Smourov courut aussitôt exécuter les ordres de Krassotkine.

IV. Scarabée.

Kolia, l’air important, s’adossa à la barrière, attendant l’arrivée d’Aliocha. Il avait beaucoup entendu parler de lui par ses camarades, mais toujours témoigné une indifférence méprisante à ce qu’ils lui rapportaient à son sujet. Néanmoins dans son for intérieur il désirait beaucoup faire sa connaissance; il y avait, dans tout ce qu’on racontait d’Aliocha, tant de traits qui attiraient la sympathie! Aussi le moment était-il grave; il s’agissait de sauvegarder sa dignité, de faire preuve d’indépendance: «Sinon, il me prendra pour un gamin comme ceux-ci. Que sont-ils pour lui? Je le lui demanderai quand nous aurons fait connaissance. C’est dommage que je sois de si petite taille. Touzikov est plus jeune que moi et il a la moitié de la tête en plus. Je ne suis pas beau, je sais que ma figure est laide, mais intelligente. Il ne faut pas non plus trop m’épancher; en me jetant tout de suite dans ses bras il croirait… Fi, quelle honte, s’il allait croire…»

Ainsi s’agitait Kolia tout en s’efforçant de prendre un air dégagé. Sa petite taille le tourmentait plus encore que sa «laideur». À la maison, dès l’année précédente, il avait marqué sa taille au crayon sur le mur, et tous les deux mois, le cœur battant, il se mesurait pour voir s’il avait grandi. Hélas! il grandissait fort lentement, ce qui le mettait parfois au désespoir. Quant à son visage, il n’était nullement «laid», mais au contraire assez gentil, pâle, semé de taches de rousseur. Les yeux gris et vifs regardaient hardiment et brillaient souvent d’émotion. Il avait les pommettes un peu larges; de petites lèvres plutôt minces, mais très rouges; le nez nettement retroussé, «tout à fait camus, tout à fait camus!» murmurait en se regardant au miroir Kolia, qui se retirait toujours avec indignation.» Et je ne dois même pas avoir l’air intelligent», songeait-il parfois, doutant même de cela. Il ne faudrait d’ailleurs pas croire que le souci de sa figure et de sa taille l’absorbât tout entier. Au contraire, si vexantes que fussent les stations devant le miroir, il les oubliait bientôt et pour longtemps, «en se consacrant tout entier aux idées et à la vie réelle», ainsi que lui-même définissait son activité.

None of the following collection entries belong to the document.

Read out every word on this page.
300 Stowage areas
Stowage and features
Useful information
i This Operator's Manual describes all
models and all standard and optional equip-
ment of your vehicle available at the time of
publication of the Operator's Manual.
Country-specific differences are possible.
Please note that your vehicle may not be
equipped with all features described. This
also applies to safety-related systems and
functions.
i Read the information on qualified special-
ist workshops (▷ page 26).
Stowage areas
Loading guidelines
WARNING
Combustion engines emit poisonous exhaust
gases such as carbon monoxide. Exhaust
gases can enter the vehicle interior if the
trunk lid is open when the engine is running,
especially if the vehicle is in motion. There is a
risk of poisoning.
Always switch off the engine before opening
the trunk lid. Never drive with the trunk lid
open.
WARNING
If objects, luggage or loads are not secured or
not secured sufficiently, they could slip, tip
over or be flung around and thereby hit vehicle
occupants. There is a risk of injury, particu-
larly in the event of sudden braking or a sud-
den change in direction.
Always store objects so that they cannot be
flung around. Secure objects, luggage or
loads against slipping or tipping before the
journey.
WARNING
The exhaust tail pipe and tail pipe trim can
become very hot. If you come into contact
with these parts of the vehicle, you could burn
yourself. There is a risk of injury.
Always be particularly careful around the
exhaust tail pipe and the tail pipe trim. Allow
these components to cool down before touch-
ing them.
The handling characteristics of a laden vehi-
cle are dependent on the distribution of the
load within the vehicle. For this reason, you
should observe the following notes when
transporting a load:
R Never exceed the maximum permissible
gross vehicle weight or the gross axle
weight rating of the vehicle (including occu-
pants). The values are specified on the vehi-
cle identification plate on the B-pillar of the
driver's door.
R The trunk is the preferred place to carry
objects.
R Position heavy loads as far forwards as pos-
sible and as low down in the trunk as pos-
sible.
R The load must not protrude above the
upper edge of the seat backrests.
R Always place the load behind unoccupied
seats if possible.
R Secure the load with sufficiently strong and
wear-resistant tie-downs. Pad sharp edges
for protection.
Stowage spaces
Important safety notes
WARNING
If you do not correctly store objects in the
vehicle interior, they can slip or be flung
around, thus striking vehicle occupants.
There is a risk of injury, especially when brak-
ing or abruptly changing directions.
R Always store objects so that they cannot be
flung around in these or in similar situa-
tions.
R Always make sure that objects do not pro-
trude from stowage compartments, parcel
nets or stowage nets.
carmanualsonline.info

Aliocha parut bientôt et s’avança rapidement vers Kolia; celui-ci remarqua de loin qu’il avait l’air radieux.» Est-il vraiment si content de me voir?» songeait Kolia avec satisfaction. Notons, en passant, qu’Aliocha avait beaucoup changé depuis que nous l’avons quitté; il avait abandonné le froc et portait maintenant une redingote de bonne coupe, un feutre gris, les cheveux courts. Il avait gagné au change et paraissait un beau jeune homme. Son charmant visage respirait toujours la gaieté, mais une gaieté douce et tranquille. Kolia fut surpris de le voir sans pardessus; il avait dû se dépêcher. Il tendit la main à l’écolier.

«Vous voilà enfin, dit-il; nous vous attendions avec impatience.

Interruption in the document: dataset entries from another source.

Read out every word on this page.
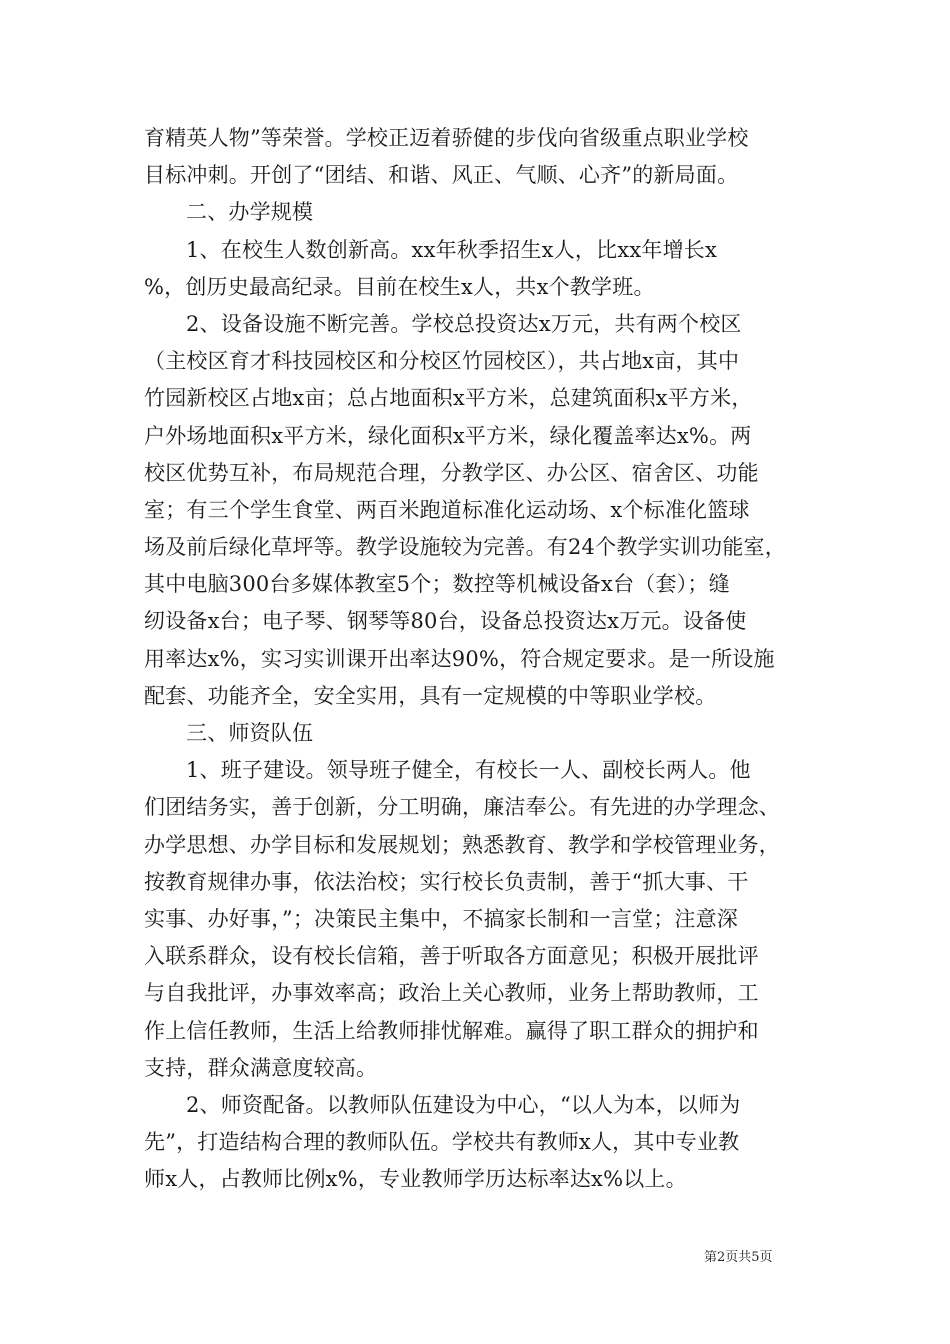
育精英人物”等荣誉。学校正迈着骄健的步伐向省级重点职业学校
目标冲刺。开创了“团结、和谐、风正、气顺、心齐”的新局面。
二、办学规模
1、在校生人数创新高。xx年秋季招生x人，比xx年增长x
%，创历史最高纪录。目前在校生x人，共x个教学班。
2、设备设施不断完善。学校总投资达x万元，共有两个校区
（主校区育才科技园校区和分校区竹园校区），共占地x亩，其中
竹园新校区占地x亩；总占地面积x平方米，总建筑面积x平方米，
户外场地面积x平方米，绿化面积x平方米，绿化覆盖率达x%。两
校区优势互补，布局规范合理，分教学区、办公区、宿舍区、功能
室；有三个学生食堂、两百米跑道标准化运动场、x个标准化篮球
场及前后绿化草坪等。教学设施较为完善。有24个教学实训功能室，
其中电脑300台多媒体教室5个；数控等机械设备x台（套）；缝
纫设备x台；电子琴、钢琴等80台，设备总投资达x万元。设备使
用率达x%，实习实训课开出率达90%，符合规定要求。是一所设施
配套、功能齐全，安全实用，具有一定规模的中等职业学校。
三、师资队伍
1、班子建设。领导班子健全，有校长一人、副校长两人。他
们团结务实，善于创新，分工明确，廉洁奉公。有先进的办学理念、
办学思想、办学目标和发展规划；熟悉教育、教学和学校管理业务，
按教育规律办事，依法治校；实行校长负责制，善于“抓大事、干
实事、办好事，”；决策民主集中，不搞家长制和一言堂；注意深
入联系群众，设有校长信箱，善于听取各方面意见；积极开展批评
与自我批评，办事效率高；政治上关心教师，业务上帮助教师，工
作上信任教师，生活上给教师排忧解难。赢得了职工群众的拥护和
支持，群众满意度较高。
2、师资配备。以教师队伍建设为中心，“以人为本，以师为
先”，打造结构合理的教师队伍。学校共有教师x人，其中专业教
师x人，占教师比例x%，专业教师学历达标率达x%以上。
第2页共5页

– Mon retard avait des causes que vous apprendrez. En tout cas, je suis heureux de faire votre connaissance. J’en attendais l’occasion, on m’a beaucoup parlé de vous, murmura Kolia, un peu gêné.

– Nous aurions fait de toute façon connaissance; moi aussi j’ai beaucoup entendu parler de vous, mais ici vous venez trop tard.